On film and TV, the stereotypical young scientist has a laser-like focus on one discipline, scant interest in the humanities, and no interest in sports.
Michael Mazzeo ’18 bursts that stereotype.
The Brooklyn-raised son of a city electrician and school nurse, Mazzeo played on two varsity teams–baseball and football—at Stuyvesant High School. He and his twin sister, Marie, another young scientist with broad academic interests, chose Hunter’s Macaulay Honors College for the unique education and full four-year scholarship it offered.
Mazzeo majored in biochemistry with a minor in human rights, enjoyed the humanities as much as the sciences, and earned top grades in all of his courses. Deciding on a career in medicine, he joined the Peer Health Exchange, which trains undergrads to teach engaging, student-driven workshops on health topics and skills like sexual health and decision-making. He found Peer Health to be one of best elements of his Hunter experience.
“I’m in love with the program,” he says, noting that it helped him realize how much he loves teaching. He stayed with it throughout his four years at Hunter, and his decision to minor in human rights—unusual for a science major—also reflected his passionate interest in education as a force for justice, equality and social progress.
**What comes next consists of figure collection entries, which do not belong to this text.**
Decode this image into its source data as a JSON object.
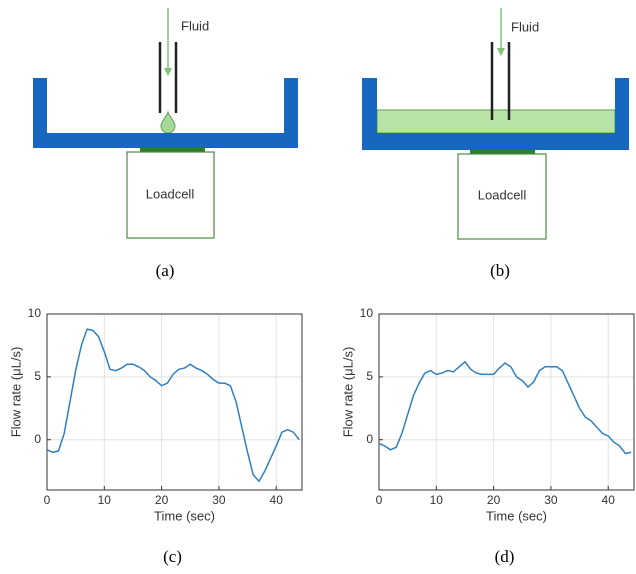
{
  "diagrams": [
    {
      "fluid": "Fluid",
      "loadcell": "Loadcell",
      "caption": "(a)"
    },
    {
      "fluid": "Fluid",
      "loadcell": "Loadcell",
      "caption": "(b)"
    }
  ],
  "chart_data": [
    {
      "type": "line",
      "caption": "(c)",
      "x_label": "Time (sec)",
      "y_label": "Flow rate (μL/s)",
      "x": [
        0,
        1,
        2,
        3,
        4,
        5,
        6,
        7,
        8,
        9,
        10,
        11,
        12,
        13,
        14,
        15,
        16,
        17,
        18,
        19,
        20,
        21,
        22,
        23,
        24,
        25,
        26,
        27,
        28,
        29,
        30,
        31,
        32,
        33,
        34,
        35,
        36,
        37,
        38,
        39,
        40,
        41,
        42,
        43,
        44
      ],
      "values": [
        -0.8,
        -1,
        -0.9,
        0.5,
        3,
        5.5,
        7.5,
        8.8,
        8.7,
        8.2,
        7,
        5.6,
        5.5,
        5.7,
        6,
        6,
        5.8,
        5.5,
        5,
        4.7,
        4.3,
        4.5,
        5.2,
        5.6,
        5.7,
        6,
        5.7,
        5.5,
        5.2,
        4.8,
        4.5,
        4.5,
        4.3,
        3,
        1,
        -1,
        -2.8,
        -3.3,
        -2.5,
        -1.5,
        -0.5,
        0.6,
        0.8,
        0.6,
        0
      ],
      "color": "#2f7fc1",
      "xlim": [
        0,
        44.5
      ],
      "ylim": [
        -4,
        10
      ],
      "xticks": [
        0,
        10,
        20,
        30,
        40
      ],
      "yticks": [
        0,
        5,
        10
      ],
      "grid": true
    },
    {
      "type": "line",
      "caption": "(d)",
      "x_label": "Time (sec)",
      "y_label": "Flow rate (μL/s)",
      "x": [
        0,
        1,
        2,
        3,
        4,
        5,
        6,
        7,
        8,
        9,
        10,
        11,
        12,
        13,
        14,
        15,
        16,
        17,
        18,
        19,
        20,
        21,
        22,
        23,
        24,
        25,
        26,
        27,
        28,
        29,
        30,
        31,
        32,
        33,
        34,
        35,
        36,
        37,
        38,
        39,
        40,
        41,
        42,
        43,
        44
      ],
      "values": [
        -0.3,
        -0.5,
        -0.8,
        -0.6,
        0.5,
        2,
        3.5,
        4.5,
        5.3,
        5.5,
        5.2,
        5.3,
        5.5,
        5.4,
        5.8,
        6.2,
        5.6,
        5.3,
        5.2,
        5.2,
        5.2,
        5.7,
        6.1,
        5.8,
        5,
        4.7,
        4.2,
        4.6,
        5.5,
        5.8,
        5.8,
        5.8,
        5.5,
        4.5,
        3.5,
        2.5,
        1.8,
        1.5,
        1,
        0.5,
        0.3,
        -0.2,
        -0.5,
        -1.1,
        -1
      ],
      "color": "#2f7fc1",
      "xlim": [
        0,
        44.5
      ],
      "ylim": [
        -4,
        10
      ],
      "xticks": [
        0,
        10,
        20,
        30,
        40
      ],
      "yticks": [
        0,
        5,
        10
      ],
      "grid": true
    }
  ]
}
Along with serving as a Peer Health volunteer, Mazzeo tutored in the Department of Biological Sciences and peer-mentored other Macaulay students. Through Hunter’s Human Rights Program, he interned at the NYC Department of Health’s East Harlem Neighborhood Action Center, informing local residents of health-care programs and important legislation.
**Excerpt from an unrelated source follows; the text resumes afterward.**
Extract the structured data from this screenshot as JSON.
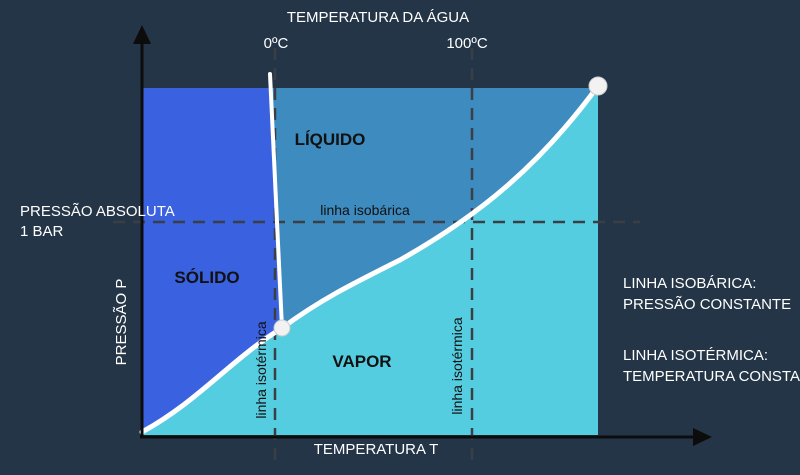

As he taught and mentored others, Mazzeo had his own mentors at Hunter. He especially credits Professors Adrienne Alaie, Lev Sviridov, and Frida Kleiman for providing the inspiration and support he needed as he made his way through a challenging pre-med curriculum.
The fact is, he made his way so well that he’s now a valedictorian of his graduating class—an honor shared by his sister.
Mazzeo’s Fulbright year in Spain begins next September. He’ll teach, of course—probably on the high school level. And while he doesn’t know which medical specialty he’ll eventually pursue, he does know that once he’s completed his own training, he’ll devote a large part of his career to the training of young doctors and the health education of the general public.